Banyak yang bilang bahwa rata-rata kaum remaja di masa sekarang dapat menarik perhatian dengan suatu bantuan yang boleh dibilang keren, seperti pakaian, kendaraan dan sejenisnya. Terlebih lagi kebanyakan mereka yang katanya menjadi tumpuan bangsa saat ini lebih menyenangi untuk mengikuti sesuatu yang disebut-sebut sebagai trend masa kini, dengan menuai banyak sekali kilah seperti agar dapat menarik perhatian sang kekasih, agar dapat mencuri pandangan seseorang, atau agar dapat membuat diri serasa lebih tinggi dibandingkan remaja lainnya. Seminimal-minimalnya, mereka tidak ingin dibilang ketinggalan zaman.
Tapi sebenarnya tahukah kita bahwa yang seharusnya menjadi komitmen agar menjadikan seseorang ‘tertarik’ dengan kita adalah dengan sesuatu yang bersifat tahan lama. Tidak salah memang orang yang ingin menarik perhatian seseorang lainnya dengan bantuan sesuatu seperti pakaian, kendaraan mewah, harta berlimpah dan lain-lain, karena itu adalah hak dari setiap orang dan memang ditujukan sebagai perhiasan dunia. Namun jangan lupakan pula ada sesuatu yang memang harus didapatkan agar orang lain tertarik kepada kita dalam kurun waktu yang sangat lama atau setidaknya seumur hidup. Pernah terpikirkankah oleh kita bagaimana?
Sesuatu ada yang di dalam, yang menurut orang lain adalah inner beauty, berasal dari dalam jiwa seseorang, di mana terkandung anugrah di dalamnya. Tidak mengapa seseorang mengembangkan keindahan luar dengan menjaga keindahan di dalamnya.

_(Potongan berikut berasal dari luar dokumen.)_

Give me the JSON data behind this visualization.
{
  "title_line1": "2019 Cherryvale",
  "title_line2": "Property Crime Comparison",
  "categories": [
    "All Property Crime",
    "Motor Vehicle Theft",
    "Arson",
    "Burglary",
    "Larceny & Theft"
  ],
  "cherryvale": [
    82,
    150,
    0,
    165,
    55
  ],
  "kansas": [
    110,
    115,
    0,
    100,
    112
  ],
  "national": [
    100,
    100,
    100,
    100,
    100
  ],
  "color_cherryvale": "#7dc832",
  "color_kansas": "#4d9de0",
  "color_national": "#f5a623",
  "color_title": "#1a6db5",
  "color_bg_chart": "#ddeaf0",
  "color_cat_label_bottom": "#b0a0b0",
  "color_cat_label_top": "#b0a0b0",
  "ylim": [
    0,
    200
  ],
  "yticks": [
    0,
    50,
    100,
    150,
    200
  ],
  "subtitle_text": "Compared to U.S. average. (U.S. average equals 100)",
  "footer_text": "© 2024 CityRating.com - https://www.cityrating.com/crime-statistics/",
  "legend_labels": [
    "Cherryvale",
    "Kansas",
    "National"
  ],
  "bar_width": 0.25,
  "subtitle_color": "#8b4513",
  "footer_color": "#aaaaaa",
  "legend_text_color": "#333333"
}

Akhlak adalah salah satunya, ilmu juga termasuk daripadanya.
Salah satu hal untuk mengembangkan hal-hal yang berkaitan dengan keindahan dalam tersebut adalah dengan membuat kita untuk sering berpikir. Berpikir untuk menjadi bijaksana, dan jelas bukan sekedar ikut-ikutan apa kata orang.
Lalu apa hubungannya dengan judul di atas? Berdasarkan pengamatan saya terhadap apa yang sering saya dengar dan keprihatinan dengan orang-orang muda sekarang ini-walaupun saya termasuk dari golongan mereka juga-adalah kerap kali tidak dapat membedakan huruf-huruf alfabetis yang nyata-nyata mereka sudah pelajari bahkan sebelum masuk taman kanak-kanak.
Beberapa dari mereka di mana saya eja huruf “F”, dia merasa kebingungan.
“F” apa? “Fanta” atau “Vespa”?
Atau
“F, garpu” atau “V, Victory”?
Jelas antara prihatin, kesal dan aneh saya pun berkata balik kepadanya,
“Saya katakan ‘eF’ bukan ‘Ve’. Mengapa masih belum dapat membedakan keduanya?”
Saya tidak sedang berkata dengan ejaan internasional seperti B sebagai Bravo, D sebagai Desember dan yang lainnya. Saya hanya ingin dia mengeja dengan huruf-huruf abjad sebagai mana yang dia eja sewaktu di Taman Kanak-Kanak.
Mohon bedakan antara huruf ‘eF’ dengan ‘Ve’, kamu jangan berkata bahwa abjad ke-22 itu dieja dengan ‘Vi’, bahkan beberapa di antara kamu adalah bukan ahli dalam bahasa Inggris. Aksara Indonesia memberitahukan bahwa cara mengeja huruf ‘V’ adalah ‘Ve’ dan bukan ‘Vi’. Mohon maaf, saya tidak ingin membesar-besarkan suatu masalah, namun saya hanya ingin menyampaikan suatu pendapat, bahasa kasarnya, “bagaimana bangsa ini mau maju? Mengeja abjad saja tidak bisa… kebangetan sekali. ”
Lalu apa perbedaan pelafalan di antara keduanya. Jika berbicara masalah logat Inggris dan Spanyol, maka huruf F, pengucapannya adalah seperti meniup dengan menghembuskan angin dari mulut. Sedangkan untuk huruf V, pengucapannya mirip seperti huruf F, namun dengan mulut yang lebih rapat atau seperti pengucapan huruf B dengan mulut yang tidak rapat.
Karena mempelajari hal sekecil ini sangat diperlukan untuk dijadikan ‘bahan’ ketika mereka sudah mulai berpendapat dan berargumen. Mungkin dari diri kita sendiri tidak menyadarinya, namun orang lain mungkin akan menilai secara jeli dari apa yang tersilap dan tersalip dari dalam diri kita.